2番手か。確かに、私は2番手が好きだ。なんとなく今までも、サブのポジションにばかりいたような気もしないでもない。性格上、補佐的な役割のが向いていると自分なりにも思うし、リーダーや頑張ってる人をサポートするのはとても好きだ。言葉を話さない馬達と信頼関係を構築し、その馬達に教育をし続けている調教師さん。きっと優しくも鋭い心の眼をもっているであろう方から言われた言葉。2番手で生きてきた自分を認めていただいてるようで、少し嬉しく感じてしまった。
コロラド州のカウボーイの町では、夏の間、毎週ロデオ大会が行われている。コロラドの近隣の州から本物のカウボーイ、カウガール達が集まり、ロデオやその他の技術を競う、レベルが高いロデオとして地元の恒例イベントになっている(ヘッダーの写真はその大会時のものです)。大会以外でも普段から近所を散歩すれば、広大な庭で飼われている優しい目のお馬さん達に頻繁にお目にかかれる環境だ。
目の前で颯爽と走る馬達の姿は迫力もあるが、澄んだ瞳はなんだかとても愛らしい。娘と散歩しながらお馬さん達を見ていたら、ふとあの頃のエピソードを想い出し少し誇らしげな気持ちになった。真意は何だったのかわからないけれど。。
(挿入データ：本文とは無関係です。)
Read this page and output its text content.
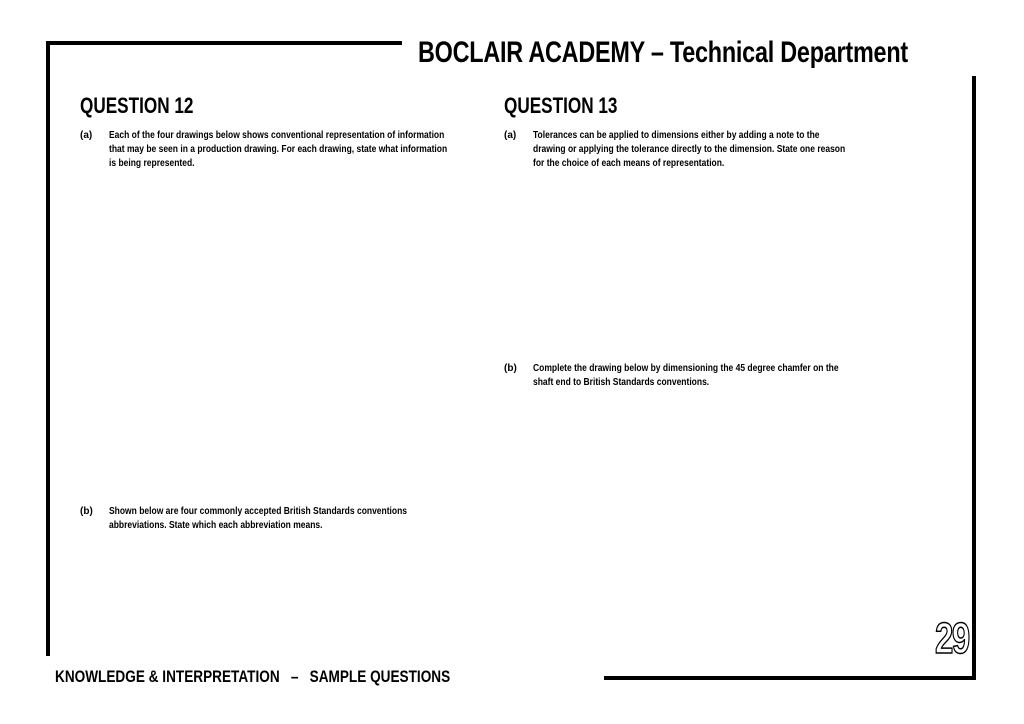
BOCLAIR ACADEMY – Technical Department
QUESTION 12	QUESTION 13
(a) Each of the four drawings below shows conventional representation of information
that may be seen in a production drawing. For each drawing, state what information
is being represented.
(b) Shown below are four commonly accepted British Standards conventions
abbreviations. State which each abbreviation means.
(a) Tolerances can be applied to dimensions either by adding a note to the
drawing or applying the tolerance directly to the dimension. State one reason
for the choice of each means of representation.
(b) Complete the drawing below by dimensioning the 45 degree chamfer on the
shaft end to British Standards conventions.
KNOWLEDGE & INTERPRETATION – SAMPLE QUESTIONS
29
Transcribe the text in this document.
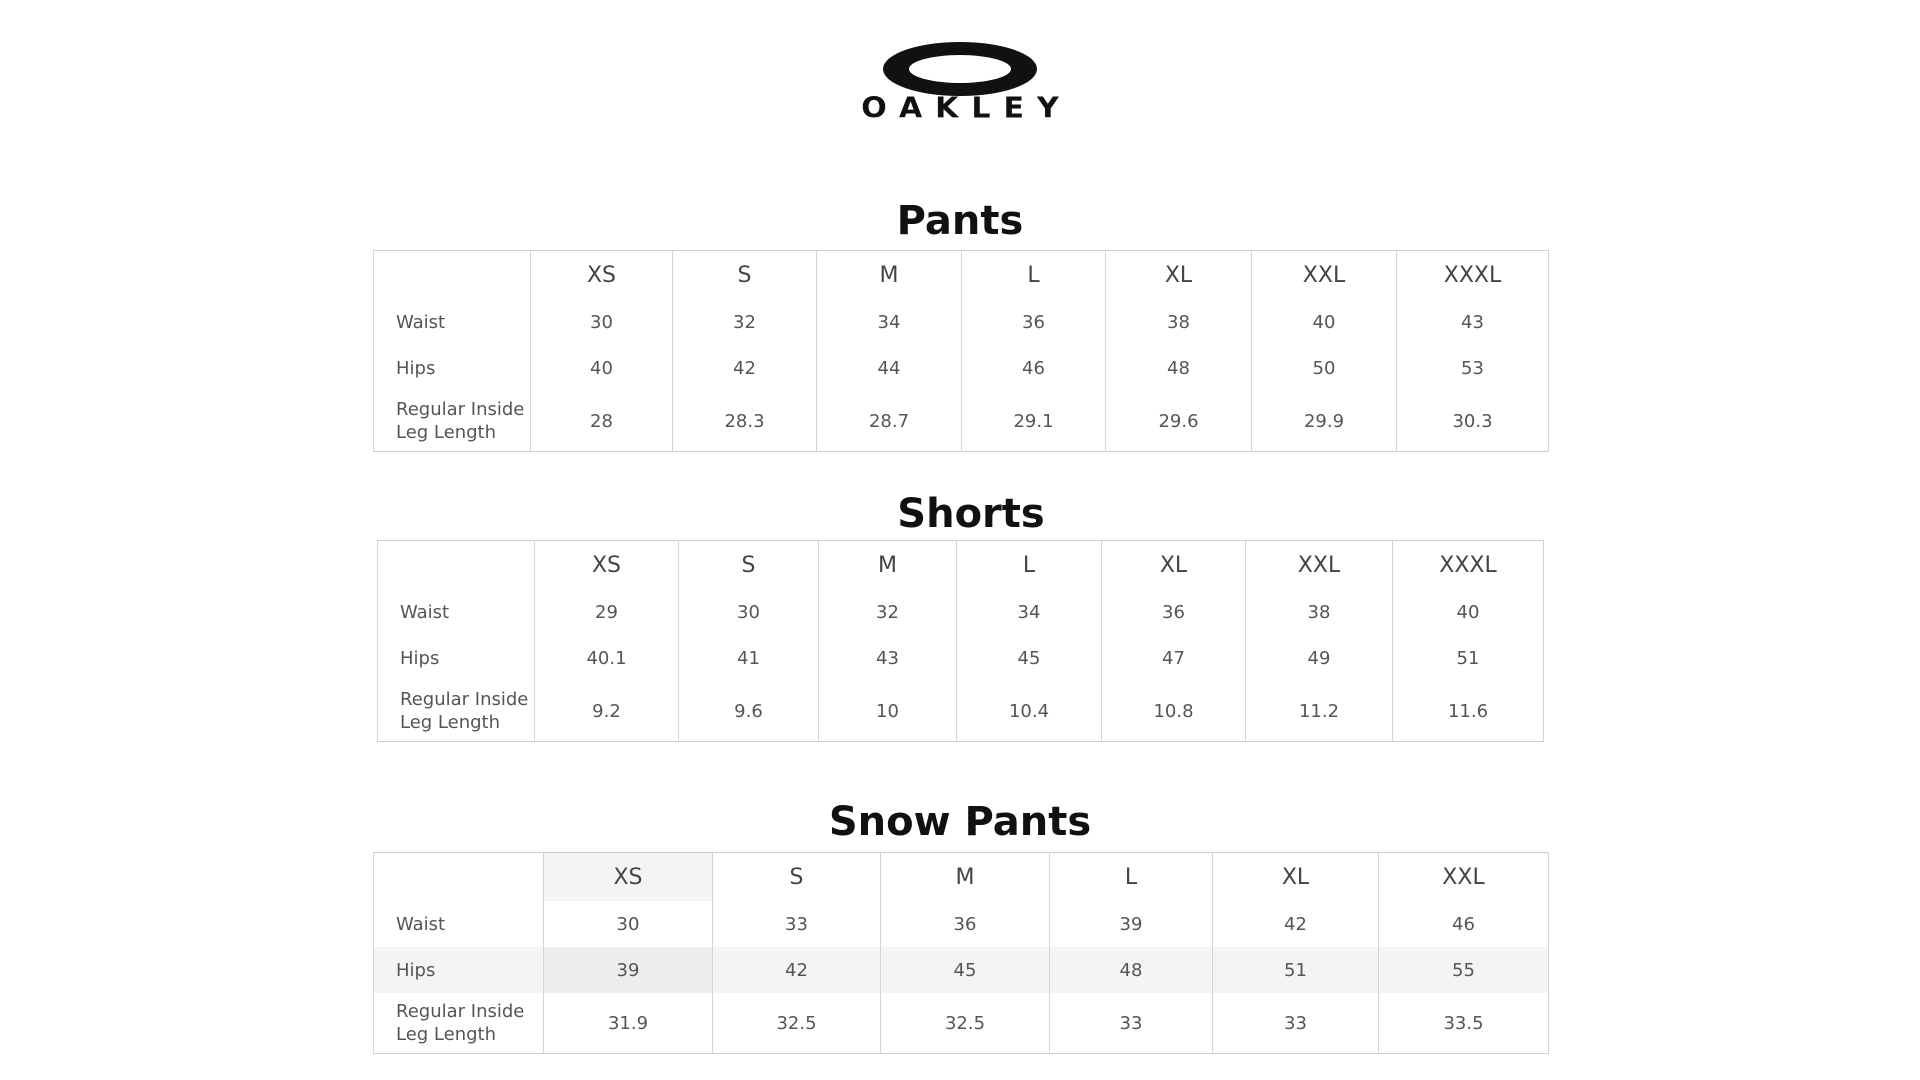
OAKLEY
Pants
	XS	S	M	L	XL	XXL	XXXL
Waist	30	32	34	36	38	40	43
Hips	40	42	44	46	48	50	53
Regular Inside Leg Length	28	28.3	28.7	29.1	29.6	29.9	30.3
Shorts
	XS	S	M	L	XL	XXL	XXXL
Waist	29	30	32	34	36	38	40
Hips	40.1	41	43	45	47	49	51
Regular Inside Leg Length	9.2	9.6	10	10.4	10.8	11.2	11.6
Snow Pants
	XS	S	M	L	XL	XXL
Waist	30	33	36	39	42	46
Hips	39	42	45	48	51	55
Regular Inside Leg Length	31.9	32.5	32.5	33	33	33.5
港町ばかりに惹かれてきた私。過去性は絶対、船に乗って色々と点在して旅していた!と小さい頃から思い込んでいた子供だった。だからか、港町に縁があるたびに哀愁を感じては呼ばれていると思い込んでしまう節が今だにあったりする。なのになぜ?私は今、海のないコロラドに今居るのか?などと、出ない答えを悶々と考え巡らせたりしているのだが、今日その答えらしきものが出たような気がする。